Why does PoolingLinearClassifier do dropout/BN/relu on the final layer?


(Kireet M Reddy) #1

From what I can tell, to do text classification you call get_rnn_classifier which creates the RNN part of the model plus the classifer. The classifier source code is as follows:

class LinearBlock(nn.Module):
    def __init__(self, ni, nf, drop):
        super().__init__()
        self.lin = nn.Linear(ni, nf)
        self.drop = nn.Dropout(drop)
        self.bn = nn.BatchNorm1d(ni)

    def forward(self, x): return self.lin(self.drop(self.bn(x)))

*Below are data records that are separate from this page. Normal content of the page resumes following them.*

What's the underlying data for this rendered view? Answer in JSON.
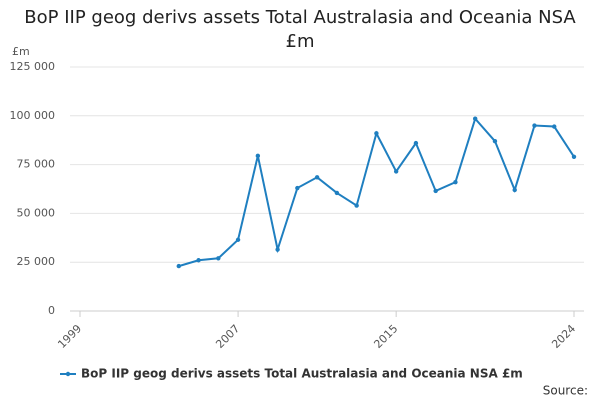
{
  "chart_data": {
    "type": "line",
    "title": "BoP IIP geog derivs assets Total Australasia and Oceania NSA £m",
    "y_label": "£m",
    "source": "Source:",
    "x": [
      2004,
      2005,
      2006,
      2007,
      2008,
      2009,
      2010,
      2011,
      2012,
      2013,
      2014,
      2015,
      2016,
      2017,
      2018,
      2019,
      2020,
      2021,
      2022,
      2023,
      2024
    ],
    "series": [
      {
        "name": "BoP IIP geog derivs assets Total Australasia and Oceania NSA £m",
        "color": "#1f7fc0",
        "values": [
          23000,
          26000,
          27000,
          36500,
          79500,
          31500,
          63000,
          68500,
          60500,
          54000,
          91000,
          71500,
          86000,
          61500,
          66000,
          98500,
          87000,
          62000,
          95000,
          94500,
          79000
        ]
      }
    ],
    "xlim": [
      1999,
      2024
    ],
    "xticks": [
      1999,
      2007,
      2015,
      2024
    ],
    "ylim": [
      0,
      125000
    ],
    "yticks": [
      0,
      {
        "value": 25000,
        "label": "25 000"
      },
      {
        "value": 50000,
        "label": "50 000"
      },
      {
        "value": 75000,
        "label": "75 000"
      },
      {
        "value": 100000,
        "label": "100 000"
      },
      {
        "value": 125000,
        "label": "125 000"
      }
    ],
    "grid": true
  }
}
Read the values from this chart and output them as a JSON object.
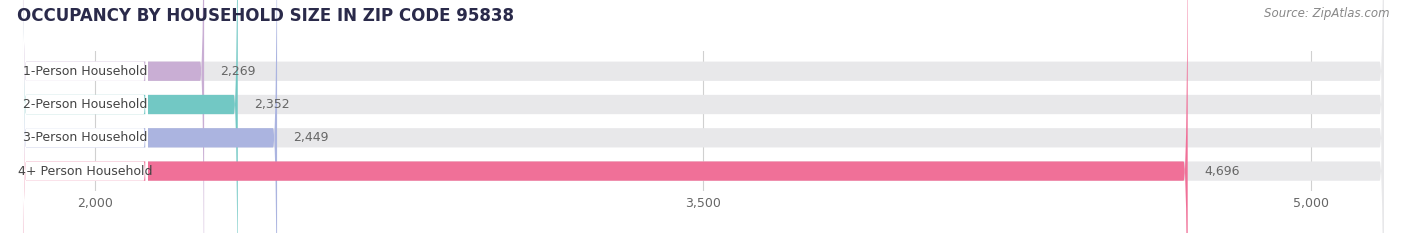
{
  "title": "OCCUPANCY BY HOUSEHOLD SIZE IN ZIP CODE 95838",
  "source": "Source: ZipAtlas.com",
  "categories": [
    "1-Person Household",
    "2-Person Household",
    "3-Person Household",
    "4+ Person Household"
  ],
  "values": [
    2269,
    2352,
    2449,
    4696
  ],
  "bar_colors": [
    "#c9aed4",
    "#72c8c4",
    "#abb4e0",
    "#f07098"
  ],
  "xlim_min": 1800,
  "xlim_max": 5200,
  "xticks": [
    2000,
    3500,
    5000
  ],
  "xtick_labels": [
    "2,000",
    "3,500",
    "5,000"
  ],
  "background_color": "#ffffff",
  "bar_bg_color": "#e8e8ea",
  "title_fontsize": 12,
  "source_fontsize": 8.5,
  "label_fontsize": 9,
  "value_fontsize": 9,
  "title_color": "#2a2a4a",
  "source_color": "#888888",
  "label_color": "#444444",
  "value_color": "#666666"
}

class PoolingLinearClassifier(nn.Module):
    def __init__(self, layers, drops):
        super().__init__()
        self.layers = nn.ModuleList([
            LinearBlock(layers[i], layers[i + 1], drops[i]) for i in range(len(layers) - 1)])

    def pool(self, x, bs, is_max):
        f = F.adaptive_max_pool1d if is_max else F.adaptive_avg_pool1d
        return f(x.permute(1,2,0), (1,)).view(bs,-1)

    def forward(self, input):
        raw_outputs, outputs = input
        output = outputs[-1]
        sl,bs,_ = output.size()
        avgpool = self.pool(output, bs, False)
        mxpool = self.pool(output, bs, True)
        x = torch.cat([output[-1], mxpool, avgpool], 1)
        for l in self.layers:
            l_x = l(x)
            x = F.relu(l_x)
        return l_x, raw_outputs, outputs

To me this looks like dropout/BN/relu is being done on the final output layer. Isn’t this unusual? Why would you do these ops right before producing the log probabilities?

Apologies if this is answered somewhere in the video lectures, I just was poking through the source code trying to get an understanding of the model.


(Kireet M Reddy) #2

this was my mistake, the dropout/BN applies to the input of the layers, so it all makes sense.